Be sure that your fashion matches your need for comfort
In my zest to appear more fashionable, I packed three pairs of skinny jeans in khaki, black, and dark blue. Unfortunately, they didn’t look right with my sturdy shoes that I ended up wearing several days because it was raining. I did not take into consideration that my jeans needed to go with every pair of shoes and didn’t end up wearing two of the pairs of pants. That was just dumb packing. I realized that my travel pants all need to have boot cut legs so that they can be worn with all the shoes, and in the future will pack that way.
I also brought two dresses which I thought I might wear, even though I knew that the weather was going to be rainy and cold at least half of the time. There was no way that I was going to wear both dresses on the trip; I should have only packed one “just in case.”

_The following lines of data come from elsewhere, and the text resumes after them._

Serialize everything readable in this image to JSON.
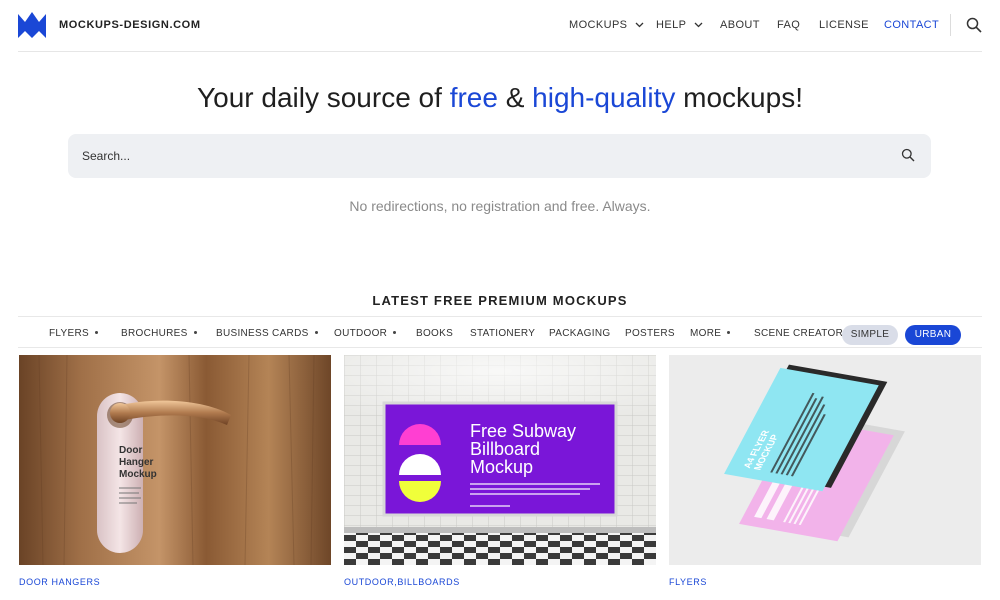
{
  "header": {
    "brand": "MOCKUPS-DESIGN.COM",
    "nav": {
      "mockups": "MOCKUPS",
      "help": "HELP",
      "about": "ABOUT",
      "faq": "FAQ",
      "license": "LICENSE",
      "contact": "CONTACT"
    },
    "icons": {
      "logo": "m-logo",
      "search": "search-icon",
      "dropdown": "chevron-down-icon"
    },
    "accent_color": "#1a47d6"
  },
  "hero": {
    "title_before": "Your daily source of ",
    "title_free": "free",
    "title_amp": " & ",
    "title_hq": "high-quality",
    "title_after": " mockups!",
    "search_placeholder": "Search...",
    "tagline": "No redirections, no registration and free. Always."
  },
  "section": {
    "title": "LATEST FREE PREMIUM MOCKUPS",
    "categories": {
      "flyers": "FLYERS",
      "brochures": "BROCHURES",
      "business_cards": "BUSINESS CARDS",
      "outdoor": "OUTDOOR",
      "books": "BOOKS",
      "stationery": "STATIONERY",
      "packaging": "PACKAGING",
      "posters": "POSTERS",
      "more": "MORE",
      "scene_creator": "SCENE CREATOR"
    },
    "pills": {
      "simple": "SIMPLE",
      "urban": "URBAN"
    }
  },
  "cards": [
    {
      "tag": "DOOR HANGERS",
      "image_text": [
        "Door",
        "Hanger",
        "Mockup"
      ]
    },
    {
      "tag_a": "OUTDOOR",
      "tag_sep": ",",
      "tag_b": "BILLBOARDS",
      "image_text": [
        "Free Subway",
        "Billboard",
        "Mockup"
      ]
    },
    {
      "tag": "FLYERS",
      "image_text": [
        "A4 FLYER",
        "MOCKUP"
      ]
    }
  ]
}
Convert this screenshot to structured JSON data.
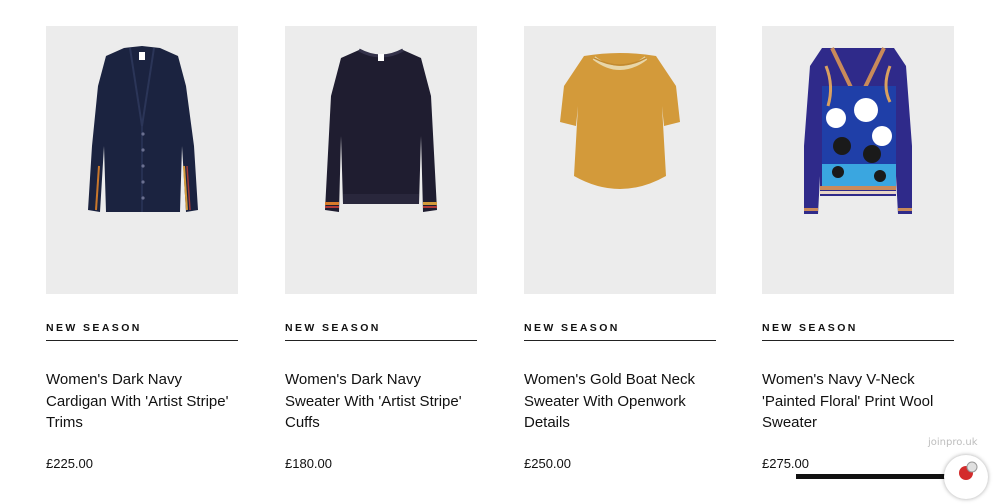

No matter how hard I try, I am always going to look like a tourist
There is much that I can do to fit in with the cultures that I visit. As a woman of a certain age, I am unlikely to wear garish tee shirts, white sneakers in Paris, or inappropriate shorts. In the end, though, I look like a tourist because I am a tourist. I sound like a tourist because I don’t share the language or the regional accent. I need maps to get around and Music Man and I often review the guidebook as we eat meals.
What I can do, however, is to pack lightly and carry home my souvenirs in my camera and in the extra five pounds around my waist from all the fabulous food I eat on vacation. What’s your favorite packing tip?